🌷0🌷

2.5K 203 122
                                    

" 'Sen' adındaki çiçek yüz bin renk ile açıyor

Durmaksızın devam eden dalga; Vivaldi'nin Dört Mevsimi

Kalbimde hâlâ sahip olamadığım bir tablosun sen

Gözlerime inanamıyorum,

Büyülü kraliçemsin benim."

BigBang-Flower Road

***

"Sende bir şeyler var." Kwon Dami gözlerini kısarak kardeşine baktığında JiYong kafasını telefonundan kaldırıp ablasına döndü.

Terhis olduktan sonra, yeni evlenen ablasının evine gelmeye pek fırsatı olmamıştı. Şimdi de yatıya gelmişti fakat anlaşılan ona huzur yoktu.

"Ne takıldı gözüne abla?" Baygın bakışları ile kendine neredeyse tıpa tıp benzeyen kadına baktı. Eniştesi karşı koltukta bir yandan kahvesini yudumlarken bir yandan da sırıtıyordu.

"Telefonla fazla ilgileniyorsun ve ilgilenirken ağzın kulaklarına kadar çıkıyor.
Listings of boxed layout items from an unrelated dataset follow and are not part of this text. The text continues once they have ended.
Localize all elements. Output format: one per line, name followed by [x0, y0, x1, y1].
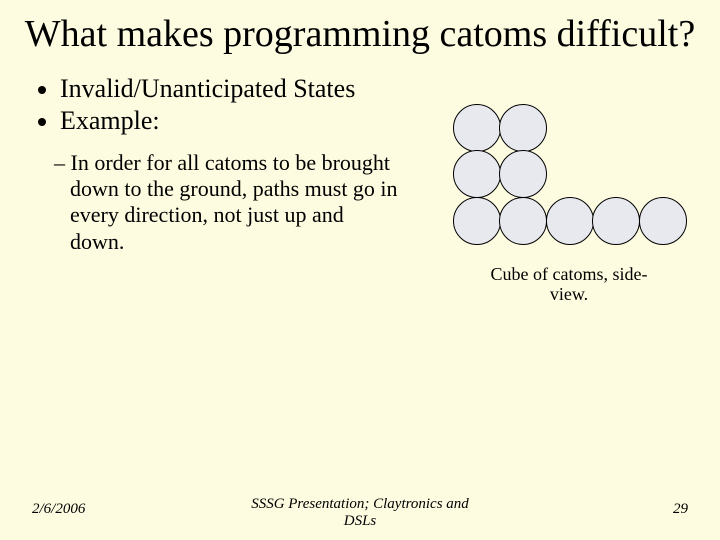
catom-circle-icon: [453, 197, 501, 245]
catom-circle-icon: [592, 197, 640, 245]
figure-column: Cube of catoms, side- view.: [398, 74, 710, 305]
catom-circle-icon: [499, 150, 547, 198]
caption-line: view.: [550, 284, 588, 304]
bullet-list: Invalid/Unanticipated States Example:: [18, 74, 398, 136]
catom-circle-icon: [499, 197, 547, 245]
sub-bullet-item: In order for all catoms to be brought do…: [54, 150, 398, 256]
footer-center-line: DSLs: [344, 513, 377, 529]
slide-body: Invalid/Unanticipated States Example: In…: [0, 56, 720, 305]
text-column: Invalid/Unanticipated States Example: In…: [10, 74, 398, 305]
caption-line: Cube of catoms, side-: [491, 264, 648, 284]
catom-circle-icon: [453, 150, 501, 198]
footer-center: SSSG Presentation; Claytronics and DSLs: [0, 496, 720, 531]
catom-circle-icon: [639, 197, 687, 245]
slide-title: What makes programming catoms difficult?: [0, 0, 720, 56]
diagram-row: [453, 150, 686, 197]
catom-diagram: [453, 104, 686, 244]
bullet-item: Invalid/Unanticipated States: [60, 74, 398, 104]
bullet-item: Example:: [60, 106, 398, 136]
catom-circle-icon: [499, 104, 547, 152]
footer-page-number: 29: [673, 501, 688, 518]
sub-bullet-list: In order for all catoms to be brought do…: [18, 150, 398, 256]
diagram-row: [453, 197, 686, 244]
diagram-row: [453, 104, 686, 151]
catom-circle-icon: [546, 197, 594, 245]
catom-circle-icon: [453, 104, 501, 152]
footer-center-line: SSSG Presentation; Claytronics and: [251, 496, 469, 512]
figure-caption: Cube of catoms, side- view.: [428, 264, 710, 305]
slide: What makes programming catoms difficult?…: [0, 0, 720, 540]
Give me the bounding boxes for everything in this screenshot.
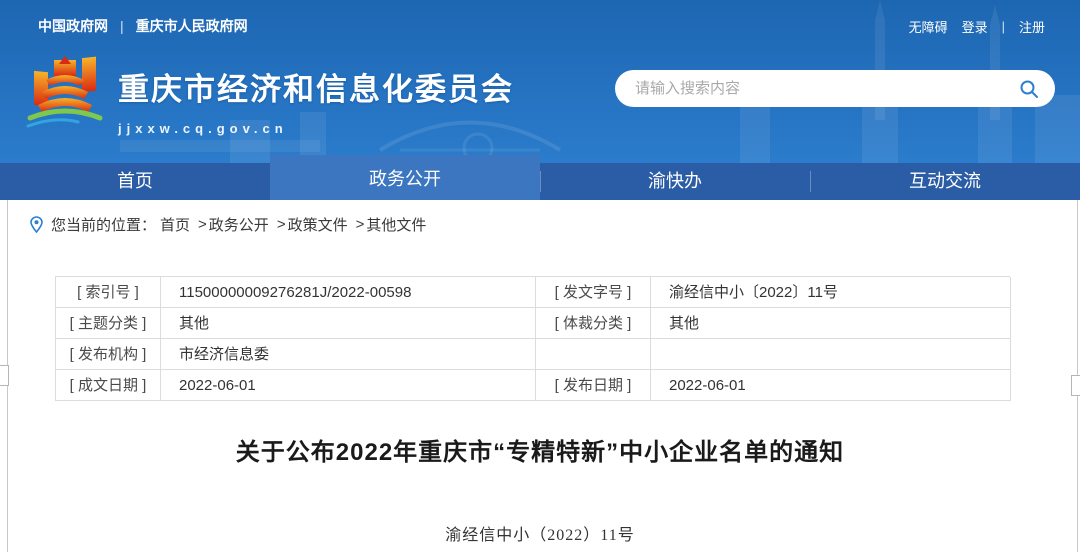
meta-value-issuing-agency: 市经济信息委 (161, 339, 536, 370)
gov-links: 中国政府网 | 重庆市人民政府网 (38, 16, 248, 36)
nav-tab-yukuaiban[interactable]: 渝快办 (540, 163, 810, 200)
breadcrumb-separator: > (198, 216, 207, 233)
meta-label-publish-date: [ 发布日期 ] (536, 370, 651, 401)
breadcrumb-separator: > (277, 216, 286, 233)
meta-value-empty (651, 339, 1011, 370)
main-nav: 首页 政务公开 渝快办 互动交流 (0, 163, 1080, 200)
document-meta-table: [ 索引号 ] 11500000009276281J/2022-00598 [ … (55, 276, 1010, 401)
meta-value-index-number: 11500000009276281J/2022-00598 (161, 277, 536, 308)
brand-text: 重庆市经济和信息化委员会 jjxxw.cq.gov.cn (118, 56, 514, 136)
article-doc-number: 渝经信中小（2022）11号 (0, 521, 1080, 545)
site-logo-icon (26, 56, 104, 138)
meta-label-genre-category: [ 体裁分类 ] (536, 308, 651, 339)
breadcrumb-item-policy-files[interactable]: 政策文件 (288, 214, 348, 235)
meta-label-doc-symbol: [ 发文字号 ] (536, 277, 651, 308)
meta-value-written-date: 2022-06-01 (161, 370, 536, 401)
accessibility-link[interactable]: 无障碍 (909, 17, 948, 36)
article-title: 关于公布2022年重庆市“专精特新”中小企业名单的通知 (0, 432, 1080, 467)
meta-value-topic-category: 其他 (161, 308, 536, 339)
search-icon[interactable] (1019, 79, 1039, 99)
page-content: 您当前的位置： 首页 > 政务公开 > 政策文件 > 其他文件 [ 索引号 ] … (0, 200, 1080, 552)
nav-tab-home[interactable]: 首页 (0, 163, 270, 200)
location-pin-icon (30, 216, 43, 233)
breadcrumb-item-home[interactable]: 首页 (160, 214, 190, 235)
meta-value-genre-category: 其他 (651, 308, 1011, 339)
site-title: 重庆市经济和信息化委员会 (118, 64, 514, 109)
meta-label-topic-category: [ 主题分类 ] (56, 308, 161, 339)
breadcrumb-prefix: 您当前的位置： (51, 214, 156, 235)
site-search (615, 70, 1055, 107)
site-header: 中国政府网 | 重庆市人民政府网 无障碍 登录 | 注册 (0, 0, 1080, 163)
topbar-divider: | (120, 18, 124, 34)
search-input[interactable] (635, 80, 1019, 97)
site-url: jjxxw.cq.gov.cn (118, 121, 514, 136)
right-edge-handle (1071, 375, 1080, 396)
breadcrumb-item-other-files[interactable]: 其他文件 (366, 214, 426, 235)
meta-label-written-date: [ 成文日期 ] (56, 370, 161, 401)
account-links: 无障碍 登录 | 注册 (909, 17, 1045, 36)
site-brand[interactable]: 重庆市经济和信息化委员会 jjxxw.cq.gov.cn (26, 56, 514, 138)
nav-tab-gov-disclosure[interactable]: 政务公开 (270, 155, 540, 200)
meta-value-publish-date: 2022-06-01 (651, 370, 1011, 401)
meta-value-doc-symbol: 渝经信中小〔2022〕11号 (651, 277, 1011, 308)
meta-label-empty (536, 339, 651, 370)
breadcrumb-separator: > (356, 216, 365, 233)
top-link-bar: 中国政府网 | 重庆市人民政府网 无障碍 登录 | 注册 (38, 16, 1045, 36)
meta-label-index-number: [ 索引号 ] (56, 277, 161, 308)
register-link[interactable]: 注册 (1019, 17, 1045, 36)
link-china-gov[interactable]: 中国政府网 (38, 16, 108, 36)
left-edge-handle (0, 365, 9, 386)
login-link[interactable]: 登录 (962, 17, 988, 36)
topbar-divider: | (1002, 19, 1005, 34)
breadcrumb: 您当前的位置： 首页 > 政务公开 > 政策文件 > 其他文件 (0, 200, 1080, 235)
nav-tab-interaction[interactable]: 互动交流 (810, 163, 1080, 200)
link-chongqing-gov[interactable]: 重庆市人民政府网 (136, 16, 248, 36)
meta-label-issuing-agency: [ 发布机构 ] (56, 339, 161, 370)
breadcrumb-item-gov-disclosure[interactable]: 政务公开 (209, 214, 269, 235)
Bilmem gereken bir şey var değil mi?" Dami, kahve kupasını sehpaya bırakıp Jiyong'a yaklaştığında Jiyong telefonu kilitleyip kenara bıraktı.

"Özelime karışma lütfen." Dami'nin ağzı şok içinde açılırken Eşi evi inletecek bir kahkaha patlatmıştı.

"Benimle, attığı her adımı konuşan çocuğun dediğine bak!" Dami isyan edercesine konuştuğunda Jiyong baygın bakışları ile ablasına bakmaya devam etti.

"Insanlar değişebilir." Dami kaşlarını çatıp kardeşinin omzuna vurdu.

"Değişiyor olman aramıza mesafe koyacağın anlamına gelmez."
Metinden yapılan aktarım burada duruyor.